Alleviation of hypoxia by biologically generated mixing from aggregations of centimeter-scale swimmers

Isabel Houghton, University of San Francisco, The Data Institute, San Francisco, CA, United States and John Dabiri, Caltech, Graduate Aerospace Laboratories and Mechanical Engineering, Pasadena, CA, United States
Daily vertical migrations of zooplankton have been shown to affect nutrient distributions and dissolved gas concentrations in ocean and lake environments. Additionally, laboratory experiments have demonstrated the potential for vertical mixing generated by these migrations to alter the physical structure of a water column by mixing different density water. In this work, we investigate the importance of biologically generated mixing relative to other processes in determining the biogeochemical structure of a water column inhabited by migrating zooplankton.
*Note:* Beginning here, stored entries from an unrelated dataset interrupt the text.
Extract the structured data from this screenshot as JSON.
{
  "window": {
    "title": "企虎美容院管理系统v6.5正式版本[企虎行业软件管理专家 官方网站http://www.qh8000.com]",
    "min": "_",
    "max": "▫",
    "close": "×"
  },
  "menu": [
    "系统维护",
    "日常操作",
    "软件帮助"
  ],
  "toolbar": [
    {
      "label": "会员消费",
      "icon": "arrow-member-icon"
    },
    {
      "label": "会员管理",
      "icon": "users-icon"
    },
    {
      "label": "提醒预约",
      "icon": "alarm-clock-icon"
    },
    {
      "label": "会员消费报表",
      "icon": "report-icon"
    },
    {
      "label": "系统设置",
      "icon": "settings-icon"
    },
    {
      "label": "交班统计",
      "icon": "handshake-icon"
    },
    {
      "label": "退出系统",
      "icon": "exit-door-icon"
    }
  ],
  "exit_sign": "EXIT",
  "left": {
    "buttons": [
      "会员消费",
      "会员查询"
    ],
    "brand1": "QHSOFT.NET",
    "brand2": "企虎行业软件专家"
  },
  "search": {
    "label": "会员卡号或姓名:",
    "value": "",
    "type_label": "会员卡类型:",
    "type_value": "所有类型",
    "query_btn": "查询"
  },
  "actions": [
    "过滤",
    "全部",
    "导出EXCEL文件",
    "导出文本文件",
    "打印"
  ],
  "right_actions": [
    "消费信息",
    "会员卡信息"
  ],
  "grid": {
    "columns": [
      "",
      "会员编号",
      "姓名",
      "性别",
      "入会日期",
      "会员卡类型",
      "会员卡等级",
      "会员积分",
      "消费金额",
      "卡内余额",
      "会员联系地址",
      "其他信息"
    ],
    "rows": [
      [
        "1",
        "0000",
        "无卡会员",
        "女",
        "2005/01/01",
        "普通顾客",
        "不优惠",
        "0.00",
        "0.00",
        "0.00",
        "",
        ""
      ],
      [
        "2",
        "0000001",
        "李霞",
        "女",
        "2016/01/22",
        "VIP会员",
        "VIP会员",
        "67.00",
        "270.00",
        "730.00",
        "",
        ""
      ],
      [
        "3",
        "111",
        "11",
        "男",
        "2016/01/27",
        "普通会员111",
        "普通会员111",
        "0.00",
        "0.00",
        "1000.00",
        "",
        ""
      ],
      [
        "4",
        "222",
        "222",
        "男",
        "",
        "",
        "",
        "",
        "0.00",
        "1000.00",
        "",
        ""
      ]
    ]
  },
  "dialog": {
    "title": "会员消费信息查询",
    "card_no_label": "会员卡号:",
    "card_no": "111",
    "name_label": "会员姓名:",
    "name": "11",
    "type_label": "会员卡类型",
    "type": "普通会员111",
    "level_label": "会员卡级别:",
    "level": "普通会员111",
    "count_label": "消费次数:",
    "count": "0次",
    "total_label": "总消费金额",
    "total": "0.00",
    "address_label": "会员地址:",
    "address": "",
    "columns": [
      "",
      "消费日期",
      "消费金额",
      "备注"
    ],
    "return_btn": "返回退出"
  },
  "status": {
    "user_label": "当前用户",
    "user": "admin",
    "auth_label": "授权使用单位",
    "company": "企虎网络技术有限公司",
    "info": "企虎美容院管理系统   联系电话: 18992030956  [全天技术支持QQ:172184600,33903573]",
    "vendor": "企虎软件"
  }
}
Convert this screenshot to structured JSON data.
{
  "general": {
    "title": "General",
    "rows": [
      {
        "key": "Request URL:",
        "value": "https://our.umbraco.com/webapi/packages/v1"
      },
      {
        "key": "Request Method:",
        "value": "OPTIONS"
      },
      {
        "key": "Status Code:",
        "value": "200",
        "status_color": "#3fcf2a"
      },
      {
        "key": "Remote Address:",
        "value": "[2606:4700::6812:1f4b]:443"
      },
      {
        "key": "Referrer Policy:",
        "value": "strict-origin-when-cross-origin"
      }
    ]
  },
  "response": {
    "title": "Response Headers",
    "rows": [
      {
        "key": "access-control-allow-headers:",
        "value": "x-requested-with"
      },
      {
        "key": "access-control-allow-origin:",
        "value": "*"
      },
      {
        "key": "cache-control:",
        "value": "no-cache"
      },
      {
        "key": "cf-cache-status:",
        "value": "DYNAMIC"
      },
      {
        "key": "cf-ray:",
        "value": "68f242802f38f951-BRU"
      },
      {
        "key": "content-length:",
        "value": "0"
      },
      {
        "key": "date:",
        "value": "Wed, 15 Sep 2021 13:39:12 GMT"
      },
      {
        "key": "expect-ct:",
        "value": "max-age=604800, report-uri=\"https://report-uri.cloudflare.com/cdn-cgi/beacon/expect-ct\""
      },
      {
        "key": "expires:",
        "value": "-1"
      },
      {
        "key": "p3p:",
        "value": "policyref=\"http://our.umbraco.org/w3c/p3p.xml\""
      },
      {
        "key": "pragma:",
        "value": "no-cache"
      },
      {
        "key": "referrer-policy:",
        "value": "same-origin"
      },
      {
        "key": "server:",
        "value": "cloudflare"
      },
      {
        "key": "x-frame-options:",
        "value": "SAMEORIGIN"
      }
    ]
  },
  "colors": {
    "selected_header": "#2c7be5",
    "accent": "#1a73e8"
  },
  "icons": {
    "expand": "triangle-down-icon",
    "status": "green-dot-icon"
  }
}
Specifically, we consider oxygen, a highly ecologically relevant scalar, and the competition between metabolic consumption and biogenic mixing in a stably stratified water column with a hypoxic layer. We illustrate the potential for migrating animals to alleviate hypoxia, introducing complex feedbacks between the presence of animals and the biogeochemical state of their surroundings. Furthermore, we demonstrate the feasibility of oxygen as a potential indicator of biogenic mixing for future in situ investigation given its low diffusivity and higher signal-to-noise.